If by ‘half to completely dead’ you mean that the bottoms look ratty, but the tops are green and productive, you may have early blight or one of the wilts. If entire plants are dead, you may have a more serious problem, like bacterial wilt.

Luckily, the remedies are the same: Try and grow in different spots next season, in raised beds amended with lots of compost, with lots of room between plants that are held upright, only water at the base, and don’t use chemical fertilizers; the rapid, unnatural growth they cause makes plants much more susceptible to disease.

Q. I have problems with my tomatoes every year; a yellowing of the leaves at the bottom of the plant that works itself up. At times my tomatoes have little water spots and the plants die. I don’t have anywhere else to plant; please help my tomatoes!!
    ---“Sweet Cindy” in Worcester, Mass
A. Yellow leaves at the bottom of plants are a classic sign of verticillium wilt, but spots on the fruits themselves are not. If you’re a smoker, it could be Tobacco Mosaic Virus (“TMV”), a disease that tobacco users transmit to their plants. Similar problems are also caused by anthracnose and late blight—the dreaded Irish Potato Famine disease organism; both are worst in really wet years.

I strongly suggest you replace as much of your garden soil as possible with a mix of high-quality compost and screened topsoil; and build raised beds if you’ve been growing in flat ground.
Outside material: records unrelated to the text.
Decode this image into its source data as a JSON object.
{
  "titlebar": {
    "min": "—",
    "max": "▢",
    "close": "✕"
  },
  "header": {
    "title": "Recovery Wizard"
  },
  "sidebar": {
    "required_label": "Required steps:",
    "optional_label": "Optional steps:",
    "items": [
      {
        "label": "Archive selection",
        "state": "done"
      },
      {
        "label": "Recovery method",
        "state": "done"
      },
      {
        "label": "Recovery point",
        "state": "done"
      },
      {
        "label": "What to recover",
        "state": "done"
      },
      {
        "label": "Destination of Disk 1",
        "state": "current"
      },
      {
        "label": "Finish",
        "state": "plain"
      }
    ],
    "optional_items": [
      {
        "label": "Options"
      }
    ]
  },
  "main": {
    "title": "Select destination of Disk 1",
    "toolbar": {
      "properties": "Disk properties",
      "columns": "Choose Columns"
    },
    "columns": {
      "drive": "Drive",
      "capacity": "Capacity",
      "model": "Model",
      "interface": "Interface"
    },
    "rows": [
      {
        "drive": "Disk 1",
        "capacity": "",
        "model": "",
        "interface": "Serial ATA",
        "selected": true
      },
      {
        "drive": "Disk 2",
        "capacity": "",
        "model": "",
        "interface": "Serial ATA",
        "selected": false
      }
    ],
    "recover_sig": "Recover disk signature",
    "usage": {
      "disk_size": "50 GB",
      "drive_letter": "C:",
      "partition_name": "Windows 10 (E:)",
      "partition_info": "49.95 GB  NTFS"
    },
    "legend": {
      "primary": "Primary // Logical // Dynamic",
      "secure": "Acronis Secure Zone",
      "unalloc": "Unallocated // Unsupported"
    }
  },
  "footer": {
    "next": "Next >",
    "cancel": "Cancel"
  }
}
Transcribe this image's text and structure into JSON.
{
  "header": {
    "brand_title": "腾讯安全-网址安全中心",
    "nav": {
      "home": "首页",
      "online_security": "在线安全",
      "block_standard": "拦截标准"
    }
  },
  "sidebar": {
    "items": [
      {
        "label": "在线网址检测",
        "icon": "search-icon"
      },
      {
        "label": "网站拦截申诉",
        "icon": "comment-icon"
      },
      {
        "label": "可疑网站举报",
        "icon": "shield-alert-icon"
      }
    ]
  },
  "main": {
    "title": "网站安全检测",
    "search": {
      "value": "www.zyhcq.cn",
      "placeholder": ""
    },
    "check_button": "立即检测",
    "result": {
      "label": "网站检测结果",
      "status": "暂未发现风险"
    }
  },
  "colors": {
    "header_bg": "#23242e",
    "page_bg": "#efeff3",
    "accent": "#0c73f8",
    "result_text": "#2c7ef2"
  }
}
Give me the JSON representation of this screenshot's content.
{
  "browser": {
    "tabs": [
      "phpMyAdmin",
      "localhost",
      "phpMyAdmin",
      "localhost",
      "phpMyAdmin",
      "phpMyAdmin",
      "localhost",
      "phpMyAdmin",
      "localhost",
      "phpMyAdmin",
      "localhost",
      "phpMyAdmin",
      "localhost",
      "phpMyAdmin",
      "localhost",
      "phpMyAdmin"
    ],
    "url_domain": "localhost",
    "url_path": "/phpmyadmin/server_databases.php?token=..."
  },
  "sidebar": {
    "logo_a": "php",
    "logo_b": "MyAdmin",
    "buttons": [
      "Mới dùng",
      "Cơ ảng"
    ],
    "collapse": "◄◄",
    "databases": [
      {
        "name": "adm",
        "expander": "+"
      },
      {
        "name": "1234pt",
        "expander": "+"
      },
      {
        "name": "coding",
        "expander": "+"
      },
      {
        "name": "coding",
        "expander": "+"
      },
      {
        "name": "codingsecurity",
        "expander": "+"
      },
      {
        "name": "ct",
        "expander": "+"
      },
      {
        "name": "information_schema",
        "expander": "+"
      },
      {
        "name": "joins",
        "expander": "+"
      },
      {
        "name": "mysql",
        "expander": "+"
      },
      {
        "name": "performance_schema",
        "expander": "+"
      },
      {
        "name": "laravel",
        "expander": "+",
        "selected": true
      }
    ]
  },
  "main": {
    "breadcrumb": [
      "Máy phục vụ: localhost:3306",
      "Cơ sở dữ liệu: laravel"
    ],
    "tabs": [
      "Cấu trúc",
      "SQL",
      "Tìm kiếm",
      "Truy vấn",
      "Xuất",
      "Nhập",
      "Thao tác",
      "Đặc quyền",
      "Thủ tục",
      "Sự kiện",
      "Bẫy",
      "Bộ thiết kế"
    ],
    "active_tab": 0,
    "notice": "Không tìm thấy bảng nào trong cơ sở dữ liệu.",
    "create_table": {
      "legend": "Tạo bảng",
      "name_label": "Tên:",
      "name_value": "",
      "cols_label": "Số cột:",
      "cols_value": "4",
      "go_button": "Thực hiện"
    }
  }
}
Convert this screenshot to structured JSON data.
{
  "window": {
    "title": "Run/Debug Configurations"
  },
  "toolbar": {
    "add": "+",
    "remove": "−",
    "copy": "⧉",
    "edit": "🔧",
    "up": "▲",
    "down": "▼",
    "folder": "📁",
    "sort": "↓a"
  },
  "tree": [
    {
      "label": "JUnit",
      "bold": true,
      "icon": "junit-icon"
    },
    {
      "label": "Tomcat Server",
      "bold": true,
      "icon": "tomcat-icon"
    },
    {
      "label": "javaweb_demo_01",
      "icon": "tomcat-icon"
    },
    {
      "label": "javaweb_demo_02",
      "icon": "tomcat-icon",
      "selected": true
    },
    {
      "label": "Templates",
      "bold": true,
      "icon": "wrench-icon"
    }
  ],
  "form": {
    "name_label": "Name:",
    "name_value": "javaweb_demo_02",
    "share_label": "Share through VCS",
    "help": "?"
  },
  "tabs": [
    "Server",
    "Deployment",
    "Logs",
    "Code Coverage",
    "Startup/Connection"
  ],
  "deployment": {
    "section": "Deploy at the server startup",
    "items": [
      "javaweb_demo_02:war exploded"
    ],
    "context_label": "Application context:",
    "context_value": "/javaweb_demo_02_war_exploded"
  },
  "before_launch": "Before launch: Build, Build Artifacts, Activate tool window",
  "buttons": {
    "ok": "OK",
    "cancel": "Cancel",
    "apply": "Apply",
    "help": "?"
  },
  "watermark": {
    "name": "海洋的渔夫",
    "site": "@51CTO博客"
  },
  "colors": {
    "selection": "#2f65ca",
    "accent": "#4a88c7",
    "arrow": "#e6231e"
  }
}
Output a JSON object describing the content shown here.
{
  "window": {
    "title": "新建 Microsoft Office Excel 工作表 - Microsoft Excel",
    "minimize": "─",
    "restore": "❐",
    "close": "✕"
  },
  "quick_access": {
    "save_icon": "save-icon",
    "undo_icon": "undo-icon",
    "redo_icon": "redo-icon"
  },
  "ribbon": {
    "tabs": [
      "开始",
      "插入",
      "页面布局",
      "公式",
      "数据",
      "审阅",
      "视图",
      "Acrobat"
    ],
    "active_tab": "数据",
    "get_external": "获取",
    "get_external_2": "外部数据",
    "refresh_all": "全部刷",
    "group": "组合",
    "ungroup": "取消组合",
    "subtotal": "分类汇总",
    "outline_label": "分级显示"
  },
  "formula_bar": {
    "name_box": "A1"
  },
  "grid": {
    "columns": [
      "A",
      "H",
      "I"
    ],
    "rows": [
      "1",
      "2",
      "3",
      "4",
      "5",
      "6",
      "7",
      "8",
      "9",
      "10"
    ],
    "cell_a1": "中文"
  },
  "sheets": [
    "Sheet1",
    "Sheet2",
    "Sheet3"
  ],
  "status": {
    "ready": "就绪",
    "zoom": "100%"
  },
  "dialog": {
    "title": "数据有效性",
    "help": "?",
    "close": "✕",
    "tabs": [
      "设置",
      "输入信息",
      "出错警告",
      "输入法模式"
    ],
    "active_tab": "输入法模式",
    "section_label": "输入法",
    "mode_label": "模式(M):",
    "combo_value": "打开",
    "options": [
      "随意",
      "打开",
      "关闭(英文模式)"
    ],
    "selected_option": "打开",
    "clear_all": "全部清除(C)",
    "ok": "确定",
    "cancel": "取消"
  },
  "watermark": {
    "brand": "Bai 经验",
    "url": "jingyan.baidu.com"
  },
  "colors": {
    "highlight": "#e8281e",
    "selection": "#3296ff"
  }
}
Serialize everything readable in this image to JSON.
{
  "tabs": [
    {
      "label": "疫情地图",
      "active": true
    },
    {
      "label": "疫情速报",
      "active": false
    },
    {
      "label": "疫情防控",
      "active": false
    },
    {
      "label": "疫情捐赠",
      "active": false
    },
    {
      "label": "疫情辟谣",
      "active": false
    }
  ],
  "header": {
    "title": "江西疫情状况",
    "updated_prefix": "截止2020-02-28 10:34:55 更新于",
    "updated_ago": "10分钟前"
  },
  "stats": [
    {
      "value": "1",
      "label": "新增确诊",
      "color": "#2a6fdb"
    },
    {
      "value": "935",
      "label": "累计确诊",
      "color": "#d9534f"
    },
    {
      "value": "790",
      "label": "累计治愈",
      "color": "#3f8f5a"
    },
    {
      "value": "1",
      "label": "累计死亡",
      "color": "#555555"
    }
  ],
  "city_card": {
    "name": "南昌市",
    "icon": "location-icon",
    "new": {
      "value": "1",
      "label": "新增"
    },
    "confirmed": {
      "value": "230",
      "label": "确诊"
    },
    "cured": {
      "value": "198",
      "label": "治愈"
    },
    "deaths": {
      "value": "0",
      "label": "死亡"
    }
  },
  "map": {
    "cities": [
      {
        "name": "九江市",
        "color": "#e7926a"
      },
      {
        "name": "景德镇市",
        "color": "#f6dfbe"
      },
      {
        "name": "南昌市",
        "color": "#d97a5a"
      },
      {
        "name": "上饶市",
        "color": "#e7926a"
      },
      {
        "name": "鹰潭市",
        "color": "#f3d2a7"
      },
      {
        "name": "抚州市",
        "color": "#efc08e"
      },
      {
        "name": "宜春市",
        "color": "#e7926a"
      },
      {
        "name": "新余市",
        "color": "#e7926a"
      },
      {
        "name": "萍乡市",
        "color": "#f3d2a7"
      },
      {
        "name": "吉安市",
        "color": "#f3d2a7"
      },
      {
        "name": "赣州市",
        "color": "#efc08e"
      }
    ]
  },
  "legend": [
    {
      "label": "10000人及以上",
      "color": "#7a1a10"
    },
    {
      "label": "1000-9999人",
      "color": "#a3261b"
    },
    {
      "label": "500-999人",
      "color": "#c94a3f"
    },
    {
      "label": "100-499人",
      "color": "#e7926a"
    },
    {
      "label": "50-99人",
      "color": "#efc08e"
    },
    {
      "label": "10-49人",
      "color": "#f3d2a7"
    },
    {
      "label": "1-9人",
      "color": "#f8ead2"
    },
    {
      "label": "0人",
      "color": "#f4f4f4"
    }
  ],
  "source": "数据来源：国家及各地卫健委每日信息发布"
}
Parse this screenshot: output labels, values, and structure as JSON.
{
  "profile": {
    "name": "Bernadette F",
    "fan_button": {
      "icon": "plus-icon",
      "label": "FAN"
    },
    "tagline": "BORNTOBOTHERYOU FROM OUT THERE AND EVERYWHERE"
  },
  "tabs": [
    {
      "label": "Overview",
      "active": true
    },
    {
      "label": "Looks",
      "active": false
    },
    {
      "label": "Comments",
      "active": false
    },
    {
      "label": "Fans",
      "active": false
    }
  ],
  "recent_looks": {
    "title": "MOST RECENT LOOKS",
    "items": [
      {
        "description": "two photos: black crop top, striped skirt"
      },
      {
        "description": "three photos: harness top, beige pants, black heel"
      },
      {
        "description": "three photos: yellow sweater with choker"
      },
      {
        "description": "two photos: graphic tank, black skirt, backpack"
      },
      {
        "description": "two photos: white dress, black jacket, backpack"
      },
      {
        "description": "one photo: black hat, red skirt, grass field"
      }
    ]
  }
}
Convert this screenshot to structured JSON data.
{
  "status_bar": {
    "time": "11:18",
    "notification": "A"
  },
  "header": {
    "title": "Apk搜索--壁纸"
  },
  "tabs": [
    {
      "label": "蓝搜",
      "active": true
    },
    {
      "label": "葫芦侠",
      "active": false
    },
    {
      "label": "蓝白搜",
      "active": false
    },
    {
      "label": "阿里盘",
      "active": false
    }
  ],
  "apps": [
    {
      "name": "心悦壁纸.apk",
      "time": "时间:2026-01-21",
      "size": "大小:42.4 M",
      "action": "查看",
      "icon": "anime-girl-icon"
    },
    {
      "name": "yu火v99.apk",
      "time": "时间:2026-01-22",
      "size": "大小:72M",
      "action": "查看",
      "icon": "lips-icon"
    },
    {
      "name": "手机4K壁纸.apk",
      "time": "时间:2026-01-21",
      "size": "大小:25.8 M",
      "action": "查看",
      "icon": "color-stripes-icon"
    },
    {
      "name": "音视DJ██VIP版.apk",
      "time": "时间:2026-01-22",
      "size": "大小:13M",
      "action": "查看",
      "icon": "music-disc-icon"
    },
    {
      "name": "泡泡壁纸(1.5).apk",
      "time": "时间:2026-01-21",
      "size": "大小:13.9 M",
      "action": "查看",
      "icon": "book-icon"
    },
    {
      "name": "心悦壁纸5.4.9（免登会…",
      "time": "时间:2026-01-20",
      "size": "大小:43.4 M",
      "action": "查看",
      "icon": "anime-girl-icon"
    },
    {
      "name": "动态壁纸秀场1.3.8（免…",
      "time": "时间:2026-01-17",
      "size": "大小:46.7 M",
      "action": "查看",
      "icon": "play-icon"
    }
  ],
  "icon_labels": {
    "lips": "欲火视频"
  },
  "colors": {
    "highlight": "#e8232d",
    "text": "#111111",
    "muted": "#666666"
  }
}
Or buy BIG containers, fill them with compost and a soil-free potting mix and grow only one tomato plant per container. And, of course, keep them upright, with lots of airflow between plants.

And because you’re growing in such a cool climate, you should seek out disease-resistant varieties (you want the whole tomato alphabet, VFNT, after the variety name) that are also either bred specifically for the North or for early harvest. Don’t set them out until at least June 1st, to insure that the soil is warm, be sure to provide lots of air circulation, and if you’re a smoker, quit—before your own personal leaves start to turn yellow.